Menteri Pendidikan Tinggi, Sains, dan Teknologi (Mendiktisaintek), Brian Yuliarto
Menteri Pendidikan Tinggi, Sains, dan Teknologi (Mendiktisaintek), Brian Yuliarto (foto : Humas)

JAKARTA, Inibalikpapan.com – Menteri Pendidikan Tinggi, Sains, dan Teknologi, Brian Yuliarto, mengungkapkan mayoritas praktik kecurangan dalam Seleksi Nasional Berdasarkan Tes (SNBT) 2026 terjadi pada program studi kedokteran.

Temuan tersebut menjadi perhatian serius pemerintah karena praktik joki hingga manipulasi dinilai merusak integritas seleksi nasional masuk perguruan tinggi.

“Sebagian besar, bahkan hampir 99 persen kecurangan terjadi di fakultas kedokteran,” ujar Brian dalam konferensi pers di Jakarta, Senin (25/5/2026), dilansir dari laman ileague.

Menurutnya, pemerintah kini melakukan identifikasi secara mendalam untuk memutus rantai kecurangan agar tidak kembali terulang pada pelaksanaan SNBT mendatang.

Brian menegaskan, tidak ada toleransi terhadap praktik curang dalam proses seleksi nasional karena hal tersebut merugikan peserta lain yang mengikuti ujian secara jujur serta mencederai nilai-nilai pendidikan.

“Ini menyangkut keadilan.

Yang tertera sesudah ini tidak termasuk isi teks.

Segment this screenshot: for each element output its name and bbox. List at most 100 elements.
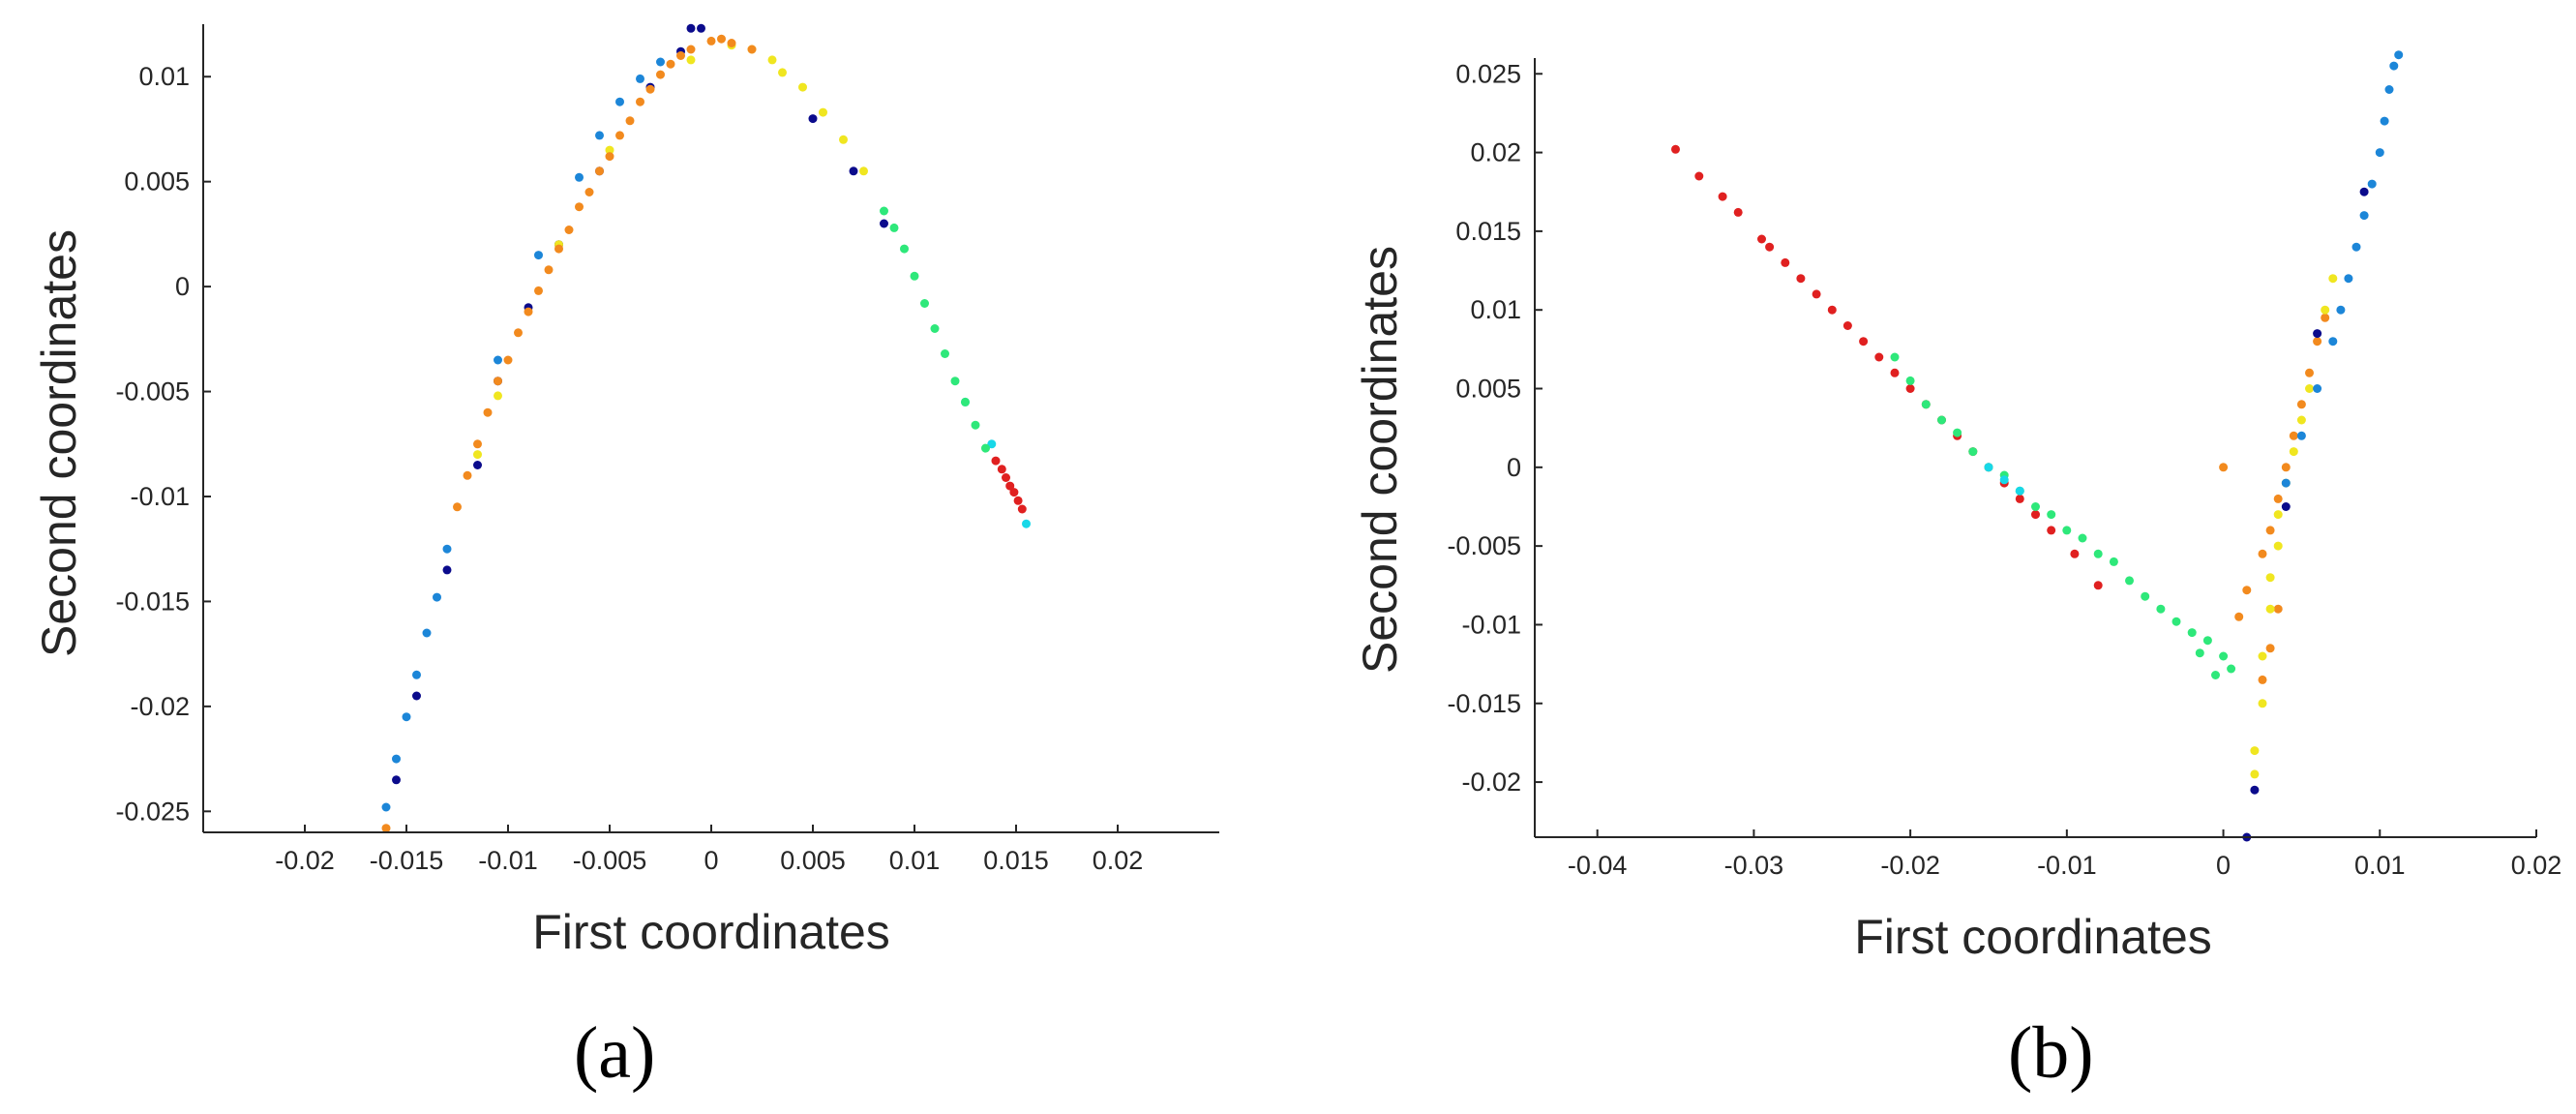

Kalau ada yang lulus dengan cara curang, berarti ada yang dirugikan. Ini tidak sesuai dengan pembangunan karakter bangsa,” tegasnya.

Senada, Ketua Umum Tim Penanggung Jawab SNPMB 2026, Eduart Wolok, menyebut pola kecurangan serupa sudah terdeteksi sejak tahun sebelumnya.

Untuk itu, panitia menerapkan strategi khusus bagi peserta yang memilih program studi kedokteran dan kedokteran gigi, dengan menjadwalkan mereka mengikuti ujian di hari pertama dan kedua UTBK, yakni 21–22 April 2026.

Langkah tersebut bertujuan mempersempit ruang gerak sindikat joki yang kerap memanfaatkan celah di akhir pelaksanaan ujian.

“Data kami menunjukkan hampir 100 persen kecurangan menyasar prodi kedokteran,” ujar Eduart.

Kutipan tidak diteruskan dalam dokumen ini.